A – If the expected rate changes to 1 percent, the sample size will be smaller.
B – If the tolerable rate changes to 4 percent, the sample size will be smaller.
C – Judgments cannot be used in a properly planned statistical sampling test.
D – This is an example of a variables sampling plan.
Answer is A
Judgments such as the expected error rate and the maximum tolerable rate are necessary to form the basis for a statistical sampling test. Since an error rate is being estimated, this testing falls under sampling for attributes. Sampling for variables attempts to estimate a total such as an account balance. Sample size varies directly with the expected error rate.

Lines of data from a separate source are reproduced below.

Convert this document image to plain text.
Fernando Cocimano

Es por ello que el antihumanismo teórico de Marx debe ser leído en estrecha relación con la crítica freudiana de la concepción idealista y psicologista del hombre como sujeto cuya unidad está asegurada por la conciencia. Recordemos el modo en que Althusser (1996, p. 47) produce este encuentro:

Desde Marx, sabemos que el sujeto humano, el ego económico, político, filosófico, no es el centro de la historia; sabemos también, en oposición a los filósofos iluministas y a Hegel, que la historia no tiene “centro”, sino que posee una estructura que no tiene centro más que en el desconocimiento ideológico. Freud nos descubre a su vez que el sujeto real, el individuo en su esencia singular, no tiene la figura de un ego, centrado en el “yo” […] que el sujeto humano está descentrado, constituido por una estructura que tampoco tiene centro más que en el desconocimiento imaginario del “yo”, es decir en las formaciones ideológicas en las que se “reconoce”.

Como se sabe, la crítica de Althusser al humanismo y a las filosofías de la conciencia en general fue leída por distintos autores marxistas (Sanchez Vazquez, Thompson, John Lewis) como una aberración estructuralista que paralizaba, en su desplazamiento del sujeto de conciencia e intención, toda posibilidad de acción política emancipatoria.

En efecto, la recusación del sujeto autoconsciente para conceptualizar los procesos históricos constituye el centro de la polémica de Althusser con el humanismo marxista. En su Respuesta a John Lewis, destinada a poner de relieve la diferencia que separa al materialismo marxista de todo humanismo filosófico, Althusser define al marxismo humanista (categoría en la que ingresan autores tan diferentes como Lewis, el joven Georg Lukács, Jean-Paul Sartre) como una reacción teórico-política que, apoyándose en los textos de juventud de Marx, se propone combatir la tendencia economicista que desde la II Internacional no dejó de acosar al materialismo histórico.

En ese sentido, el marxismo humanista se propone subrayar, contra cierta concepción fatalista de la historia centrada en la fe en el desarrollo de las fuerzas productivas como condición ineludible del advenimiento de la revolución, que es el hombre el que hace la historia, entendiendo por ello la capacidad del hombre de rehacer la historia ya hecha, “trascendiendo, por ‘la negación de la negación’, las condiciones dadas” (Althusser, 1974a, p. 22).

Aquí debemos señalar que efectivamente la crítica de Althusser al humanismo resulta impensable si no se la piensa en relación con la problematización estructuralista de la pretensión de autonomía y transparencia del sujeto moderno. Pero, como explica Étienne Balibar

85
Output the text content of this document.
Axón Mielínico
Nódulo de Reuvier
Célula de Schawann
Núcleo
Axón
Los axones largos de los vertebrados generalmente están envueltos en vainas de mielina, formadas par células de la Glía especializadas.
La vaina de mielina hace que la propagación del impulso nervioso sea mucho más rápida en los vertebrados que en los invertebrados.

Thus, the more expected errors, the larger the sample size, and the less expected errors, the smaller the sample size. Sample size varies inversely with the tolerable error rate. The larger the rate that you can tolerate, the smaller the sample size will be. The smaller the rate you can tolerate, the larger the sample size will be.
BEC
A bakery is opened this year and produces cakes. During the year, the company buys 50,000 pounds of flour for $4.00 per pound. Each cake takes 1 pound and 4 ounces of flour. The company produced 20,000 cakes this year. At the end of the year, another 5,000 cakes are still in process. They are 40 percent complete as to direct labor and factory overhead. Flour is added at the beginning of the process but eggs, milk, baking soda, and butter are added evenly throughout the process. What is the cost of the flour that is included in the reported amount for work-in-process at the end of the year?
A - $10,000
B - $12,500
C - $15,000
D - $25,000
Answer is D
Although the cakes remaining at the end of the year are only 40 percent complete as to direct labor, factory overhead, and most of the materials, the flour is added at the beginning of the process. Therefore, all 5,000 cakes in process have a full amount of flour (1 pound and 4 ounces). For 5,000 cakes, that is a total of 6,250 pounds of material. At $4.00 per pound, the cost of the flour in these in-process cakes is $25,000.
Have a great week – study hard, every point really does count.